Judging a poem is like judging a pudding or a machine. One demands that it work. Poetry is a feat of style by which a complex of meaning is handled all at once. Poetry succeeds because all or most of what is said or implied is relevant; what is irrelevant has been excluded, like lumps from pudding and 'bugs' from machinery. In this respect poetry differs from practical messages, which are successful if and only if we correctly infer the intention. They are more abstract than poetry.
The poem is not the critic's own and not the author's (it is detached from the author at birth and goes about the world beyond his power to intend about it or control it). The poem belongs to the public. It is embodied in language [and] is an object of public knowledge.
. . . the way of objective criticism of works of art . . . enables us to distinguish between a skilful murder and a skilful poem. A skilful murder is an example which Coomaraswamy uses, and in his system the difference between murder and the poem is simply a 'moral' one, not an 'artistic' one, since each if carried out according to plan is 'artistically successful. We maintain that [asking "whether the work of art' ought ever to have been undertaken at all and so whether it is worth preserving'"] is an inquiry of more worth than [asking "whether the artist achieved his intentions"], and since [the former] and not [the latter] is capable of distinguishing poetry from murder, the name 'artistic criticism' is properly given to [the former].
Criticism is "the public art of evaluating poems" and requires "terms of objectification"--"The evaluation of the work remains public; the work is measured against something outside the author."
. . . author psychology can be historical too, and then we have literary biography, a legitimate and attractive study in itself . . . Yet there is danger of confusing personal and poetic studies; and there is the fault of writing the personal as if it were the poetic.

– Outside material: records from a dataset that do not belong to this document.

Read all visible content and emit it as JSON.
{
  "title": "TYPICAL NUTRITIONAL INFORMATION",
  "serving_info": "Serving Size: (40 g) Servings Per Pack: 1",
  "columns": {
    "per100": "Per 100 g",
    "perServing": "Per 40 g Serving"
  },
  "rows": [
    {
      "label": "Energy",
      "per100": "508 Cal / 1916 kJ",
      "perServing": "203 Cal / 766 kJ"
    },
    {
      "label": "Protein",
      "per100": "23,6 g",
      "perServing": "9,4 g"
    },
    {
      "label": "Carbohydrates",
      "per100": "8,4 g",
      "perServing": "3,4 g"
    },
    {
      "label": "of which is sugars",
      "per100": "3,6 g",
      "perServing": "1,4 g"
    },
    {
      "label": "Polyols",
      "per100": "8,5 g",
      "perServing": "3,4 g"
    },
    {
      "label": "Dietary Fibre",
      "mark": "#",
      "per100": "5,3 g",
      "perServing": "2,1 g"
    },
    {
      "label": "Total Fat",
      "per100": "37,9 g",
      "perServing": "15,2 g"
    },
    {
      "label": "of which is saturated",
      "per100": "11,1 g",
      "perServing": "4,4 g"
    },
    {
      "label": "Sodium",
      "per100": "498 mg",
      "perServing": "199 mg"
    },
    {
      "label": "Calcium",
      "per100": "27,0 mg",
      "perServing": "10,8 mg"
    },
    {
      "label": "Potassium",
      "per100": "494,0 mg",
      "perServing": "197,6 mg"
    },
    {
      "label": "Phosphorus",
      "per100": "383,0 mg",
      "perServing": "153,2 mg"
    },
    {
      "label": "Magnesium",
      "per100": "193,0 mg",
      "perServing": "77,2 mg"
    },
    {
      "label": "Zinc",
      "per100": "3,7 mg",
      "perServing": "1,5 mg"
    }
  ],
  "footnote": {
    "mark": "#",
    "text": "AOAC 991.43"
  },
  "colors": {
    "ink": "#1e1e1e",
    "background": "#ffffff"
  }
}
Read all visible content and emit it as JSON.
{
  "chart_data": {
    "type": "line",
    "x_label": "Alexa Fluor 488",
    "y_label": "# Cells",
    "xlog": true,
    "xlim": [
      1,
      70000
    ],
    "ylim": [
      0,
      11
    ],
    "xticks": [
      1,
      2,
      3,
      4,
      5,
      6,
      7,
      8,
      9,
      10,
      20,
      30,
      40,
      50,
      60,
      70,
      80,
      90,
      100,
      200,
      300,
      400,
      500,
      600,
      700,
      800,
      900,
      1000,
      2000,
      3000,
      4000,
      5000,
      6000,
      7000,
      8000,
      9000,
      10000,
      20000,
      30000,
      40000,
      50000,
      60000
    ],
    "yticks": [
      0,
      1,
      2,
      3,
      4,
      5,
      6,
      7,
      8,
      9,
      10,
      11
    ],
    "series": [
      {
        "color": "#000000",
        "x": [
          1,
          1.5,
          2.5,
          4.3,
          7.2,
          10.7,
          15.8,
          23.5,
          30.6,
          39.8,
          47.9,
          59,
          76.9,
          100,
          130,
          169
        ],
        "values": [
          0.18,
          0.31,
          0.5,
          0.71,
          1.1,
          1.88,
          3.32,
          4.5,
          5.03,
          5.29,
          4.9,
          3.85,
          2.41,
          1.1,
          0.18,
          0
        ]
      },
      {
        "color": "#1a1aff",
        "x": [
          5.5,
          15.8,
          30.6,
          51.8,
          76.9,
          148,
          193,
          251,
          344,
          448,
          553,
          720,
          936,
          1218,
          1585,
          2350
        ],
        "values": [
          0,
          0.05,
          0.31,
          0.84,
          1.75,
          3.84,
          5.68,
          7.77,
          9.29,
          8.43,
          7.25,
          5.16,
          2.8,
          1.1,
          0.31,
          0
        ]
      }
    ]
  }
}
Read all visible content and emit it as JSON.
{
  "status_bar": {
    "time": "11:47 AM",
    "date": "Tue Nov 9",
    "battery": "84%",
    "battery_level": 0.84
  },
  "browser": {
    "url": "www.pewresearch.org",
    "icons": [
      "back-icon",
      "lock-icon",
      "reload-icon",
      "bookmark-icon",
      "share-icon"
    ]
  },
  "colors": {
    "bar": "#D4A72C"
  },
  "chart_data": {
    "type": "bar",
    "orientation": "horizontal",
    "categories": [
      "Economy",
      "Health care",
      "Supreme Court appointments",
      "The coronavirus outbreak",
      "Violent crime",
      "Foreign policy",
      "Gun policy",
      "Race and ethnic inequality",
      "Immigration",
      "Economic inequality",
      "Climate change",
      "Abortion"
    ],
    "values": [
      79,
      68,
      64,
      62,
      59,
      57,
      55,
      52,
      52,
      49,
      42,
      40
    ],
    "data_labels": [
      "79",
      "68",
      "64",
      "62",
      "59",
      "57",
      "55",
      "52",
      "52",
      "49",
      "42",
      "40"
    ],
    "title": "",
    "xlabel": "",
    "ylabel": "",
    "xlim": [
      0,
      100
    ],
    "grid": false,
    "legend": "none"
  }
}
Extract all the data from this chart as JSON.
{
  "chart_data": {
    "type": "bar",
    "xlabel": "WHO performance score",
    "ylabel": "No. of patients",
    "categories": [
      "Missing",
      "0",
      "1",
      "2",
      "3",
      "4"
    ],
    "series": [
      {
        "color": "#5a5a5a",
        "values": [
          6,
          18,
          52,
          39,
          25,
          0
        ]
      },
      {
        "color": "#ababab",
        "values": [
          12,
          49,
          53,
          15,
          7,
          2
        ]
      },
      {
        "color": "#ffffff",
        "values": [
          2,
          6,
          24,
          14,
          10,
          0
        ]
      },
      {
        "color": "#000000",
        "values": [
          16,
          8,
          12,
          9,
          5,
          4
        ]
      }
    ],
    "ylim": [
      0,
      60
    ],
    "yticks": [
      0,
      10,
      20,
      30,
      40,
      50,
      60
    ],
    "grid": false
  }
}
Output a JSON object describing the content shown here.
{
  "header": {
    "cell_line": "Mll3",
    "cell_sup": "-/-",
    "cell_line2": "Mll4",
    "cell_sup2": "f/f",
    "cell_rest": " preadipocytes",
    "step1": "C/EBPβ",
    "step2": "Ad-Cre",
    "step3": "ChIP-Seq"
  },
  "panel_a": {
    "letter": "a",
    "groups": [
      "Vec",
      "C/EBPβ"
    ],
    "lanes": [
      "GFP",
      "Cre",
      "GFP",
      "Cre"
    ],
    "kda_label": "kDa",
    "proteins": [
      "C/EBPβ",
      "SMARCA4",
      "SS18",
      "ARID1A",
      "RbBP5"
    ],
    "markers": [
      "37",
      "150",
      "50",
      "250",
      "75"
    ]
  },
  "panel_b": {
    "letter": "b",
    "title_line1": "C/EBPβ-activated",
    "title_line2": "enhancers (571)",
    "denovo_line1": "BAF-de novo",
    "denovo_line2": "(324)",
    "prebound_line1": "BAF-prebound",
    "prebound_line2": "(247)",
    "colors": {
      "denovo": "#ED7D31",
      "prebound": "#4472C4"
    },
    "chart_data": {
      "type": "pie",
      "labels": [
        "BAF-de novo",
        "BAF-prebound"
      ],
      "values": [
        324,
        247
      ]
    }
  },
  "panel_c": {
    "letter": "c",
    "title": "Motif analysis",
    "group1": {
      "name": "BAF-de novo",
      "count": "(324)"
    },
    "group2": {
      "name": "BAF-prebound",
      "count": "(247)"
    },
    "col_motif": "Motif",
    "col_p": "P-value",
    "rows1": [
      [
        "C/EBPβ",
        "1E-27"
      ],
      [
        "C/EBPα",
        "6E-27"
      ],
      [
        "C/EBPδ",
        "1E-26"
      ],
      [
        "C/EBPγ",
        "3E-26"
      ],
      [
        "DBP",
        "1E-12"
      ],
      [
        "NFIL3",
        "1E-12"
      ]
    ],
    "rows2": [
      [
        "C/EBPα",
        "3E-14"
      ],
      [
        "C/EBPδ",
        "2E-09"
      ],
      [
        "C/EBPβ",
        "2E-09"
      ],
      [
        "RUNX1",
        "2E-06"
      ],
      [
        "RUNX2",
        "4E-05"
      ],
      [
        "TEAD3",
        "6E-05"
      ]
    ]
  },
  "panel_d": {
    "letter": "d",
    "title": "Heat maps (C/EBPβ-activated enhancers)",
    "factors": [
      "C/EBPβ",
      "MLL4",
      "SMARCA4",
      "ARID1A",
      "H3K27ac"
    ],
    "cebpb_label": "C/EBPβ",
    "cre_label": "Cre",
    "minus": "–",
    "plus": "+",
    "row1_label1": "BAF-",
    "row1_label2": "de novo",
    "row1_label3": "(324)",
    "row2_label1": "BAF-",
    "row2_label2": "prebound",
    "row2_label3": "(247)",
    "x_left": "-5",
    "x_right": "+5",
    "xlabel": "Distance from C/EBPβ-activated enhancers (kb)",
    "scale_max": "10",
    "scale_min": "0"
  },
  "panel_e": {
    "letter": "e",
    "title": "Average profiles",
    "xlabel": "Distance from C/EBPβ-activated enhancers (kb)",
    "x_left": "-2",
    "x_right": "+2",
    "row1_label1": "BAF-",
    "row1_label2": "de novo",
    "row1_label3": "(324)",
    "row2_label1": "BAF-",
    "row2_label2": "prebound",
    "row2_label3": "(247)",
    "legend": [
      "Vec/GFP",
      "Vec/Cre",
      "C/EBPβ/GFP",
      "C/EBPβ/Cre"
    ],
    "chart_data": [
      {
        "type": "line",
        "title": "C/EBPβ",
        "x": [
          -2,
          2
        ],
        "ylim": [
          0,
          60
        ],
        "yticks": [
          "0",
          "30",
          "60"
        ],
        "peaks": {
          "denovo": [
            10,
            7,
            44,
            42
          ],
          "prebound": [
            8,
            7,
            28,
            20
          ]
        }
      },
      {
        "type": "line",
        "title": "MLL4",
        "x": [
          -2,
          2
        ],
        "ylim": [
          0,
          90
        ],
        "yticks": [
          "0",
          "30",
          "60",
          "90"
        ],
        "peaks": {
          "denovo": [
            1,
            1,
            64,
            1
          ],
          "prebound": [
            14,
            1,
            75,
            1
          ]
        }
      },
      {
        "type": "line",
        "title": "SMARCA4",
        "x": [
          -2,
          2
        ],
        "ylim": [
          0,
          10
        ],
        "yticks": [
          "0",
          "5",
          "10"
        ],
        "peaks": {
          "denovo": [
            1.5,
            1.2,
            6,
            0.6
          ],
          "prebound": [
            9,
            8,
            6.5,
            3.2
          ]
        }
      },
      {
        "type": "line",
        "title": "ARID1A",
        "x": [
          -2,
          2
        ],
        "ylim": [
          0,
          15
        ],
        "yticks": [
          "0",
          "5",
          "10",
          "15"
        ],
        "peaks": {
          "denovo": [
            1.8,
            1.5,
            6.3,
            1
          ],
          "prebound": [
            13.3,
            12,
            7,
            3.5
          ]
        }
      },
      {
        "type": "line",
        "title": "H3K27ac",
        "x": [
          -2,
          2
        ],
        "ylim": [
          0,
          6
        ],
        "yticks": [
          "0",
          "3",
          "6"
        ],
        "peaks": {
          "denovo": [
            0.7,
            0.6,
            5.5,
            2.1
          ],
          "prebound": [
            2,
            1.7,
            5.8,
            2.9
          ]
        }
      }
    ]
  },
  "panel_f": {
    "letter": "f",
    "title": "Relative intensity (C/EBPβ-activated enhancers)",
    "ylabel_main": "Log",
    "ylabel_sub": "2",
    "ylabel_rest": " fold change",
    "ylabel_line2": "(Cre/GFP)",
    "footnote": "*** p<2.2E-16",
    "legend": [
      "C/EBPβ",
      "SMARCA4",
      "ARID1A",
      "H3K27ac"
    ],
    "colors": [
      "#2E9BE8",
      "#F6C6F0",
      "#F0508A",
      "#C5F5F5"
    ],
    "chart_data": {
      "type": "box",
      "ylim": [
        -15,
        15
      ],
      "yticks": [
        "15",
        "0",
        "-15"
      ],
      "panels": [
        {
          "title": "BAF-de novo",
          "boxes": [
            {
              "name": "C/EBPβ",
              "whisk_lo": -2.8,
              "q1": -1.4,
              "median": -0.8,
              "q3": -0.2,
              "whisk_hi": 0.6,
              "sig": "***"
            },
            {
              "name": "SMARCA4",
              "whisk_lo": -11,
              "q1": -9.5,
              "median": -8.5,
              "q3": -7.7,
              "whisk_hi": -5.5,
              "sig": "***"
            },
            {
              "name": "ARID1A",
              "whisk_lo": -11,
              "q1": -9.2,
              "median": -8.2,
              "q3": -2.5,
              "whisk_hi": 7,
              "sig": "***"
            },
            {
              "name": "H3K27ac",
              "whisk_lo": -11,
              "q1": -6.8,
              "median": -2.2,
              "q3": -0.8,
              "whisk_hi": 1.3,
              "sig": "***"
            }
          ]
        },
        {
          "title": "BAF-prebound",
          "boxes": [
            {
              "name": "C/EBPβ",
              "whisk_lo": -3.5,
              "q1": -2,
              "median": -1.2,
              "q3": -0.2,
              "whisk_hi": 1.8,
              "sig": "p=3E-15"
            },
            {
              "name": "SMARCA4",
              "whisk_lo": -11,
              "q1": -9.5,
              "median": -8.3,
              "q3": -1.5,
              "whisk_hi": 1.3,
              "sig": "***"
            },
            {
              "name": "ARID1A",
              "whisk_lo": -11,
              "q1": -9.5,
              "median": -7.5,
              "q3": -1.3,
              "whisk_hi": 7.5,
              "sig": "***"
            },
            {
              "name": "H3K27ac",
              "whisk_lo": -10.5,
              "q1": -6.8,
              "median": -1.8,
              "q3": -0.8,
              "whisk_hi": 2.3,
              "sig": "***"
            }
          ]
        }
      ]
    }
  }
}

There is a difference between internal and external evidence for the meaning of a poem. [Public internal evidence of the meaning of the poem] is discovered through the semantics and syntax of a poem, through our habitual knowledge of the language, through grammars, dictionaries, and all the literature which is the source of dictionaries, in general, through all that makes a language and culture; while what is . . . external is private or idiosyncratic; not a part of the work as a linguistic fact: it consists of revelations (in journals, for example, or letters or reported conversations) about how or why the poet wrote the poem.